Orada isimleri değiştirildi ve onlara Hristiyan isimler takıldı. Kendi dillerini konuşanlar cezalandırıldı. Batı tarzı elbiseler giymeye zorlandılar ve doğdukları dünya ile alakası olmaya dersler gördüler. Birçoğu öğretmenleri tarafından dövüldü, kız çocukların ırzına geçildi. Binlerce çocuk hastalık ve açlıktan öldü.
2015 yılında yayımlanan resmî bir raporda, bu okullardaki uygulamanın bir tür soykırım olduğu kabul edildi.

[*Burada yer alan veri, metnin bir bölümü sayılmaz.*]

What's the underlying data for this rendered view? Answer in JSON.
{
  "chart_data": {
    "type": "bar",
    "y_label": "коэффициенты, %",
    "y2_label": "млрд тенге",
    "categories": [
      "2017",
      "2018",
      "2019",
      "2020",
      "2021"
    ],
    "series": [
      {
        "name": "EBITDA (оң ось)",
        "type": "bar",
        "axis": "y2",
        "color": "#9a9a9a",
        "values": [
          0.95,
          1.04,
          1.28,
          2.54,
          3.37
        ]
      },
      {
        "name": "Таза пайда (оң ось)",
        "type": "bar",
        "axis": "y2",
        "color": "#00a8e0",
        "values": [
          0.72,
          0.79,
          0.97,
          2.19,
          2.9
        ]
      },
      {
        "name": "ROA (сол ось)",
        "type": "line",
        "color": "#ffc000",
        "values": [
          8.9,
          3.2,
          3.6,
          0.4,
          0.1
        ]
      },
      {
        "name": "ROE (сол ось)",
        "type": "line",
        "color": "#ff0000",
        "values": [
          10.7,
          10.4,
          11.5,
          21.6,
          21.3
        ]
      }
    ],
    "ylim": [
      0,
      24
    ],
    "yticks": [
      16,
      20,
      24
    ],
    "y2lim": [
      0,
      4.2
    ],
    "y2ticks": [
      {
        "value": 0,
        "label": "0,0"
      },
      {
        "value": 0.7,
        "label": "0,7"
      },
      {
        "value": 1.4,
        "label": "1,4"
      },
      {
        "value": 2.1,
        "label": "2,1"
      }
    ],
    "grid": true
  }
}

İntiharın bir salgın hâlini alması bu sefaleti yaşayanların çocuklarının 1980’lerde ergenlik çağına ermesi ile başladı.
Benzer şeyler yaşamış Avustralya Aborijinleri, Yeni Zelanda Maorileri, Alaska ve Grönland İnuitleri ve bazı Kızılderili kabilelerinde de azalmayan, dünya ortalamasının çok üstünde yüksek bir intihar eğilimi var.
Travma, bir nesilden diğerine nasıl aktarılır? Tecrübelerimiz çocuklarımızın ve torunlarımızın ruh hâlini nasıl etkiler? Bu soruların cevabı açık değildir.
Sanırım, nesiller geçiyor ve intiharlar azalmadan devam ediyorsa nedenini, binlerce yıl küçük, sakin topluluklar hâlinde yaşayan bu insanların sosyal yapılarının ve geleneklerinin beyazlar tarafından altüst edilmesinde aramak gerek.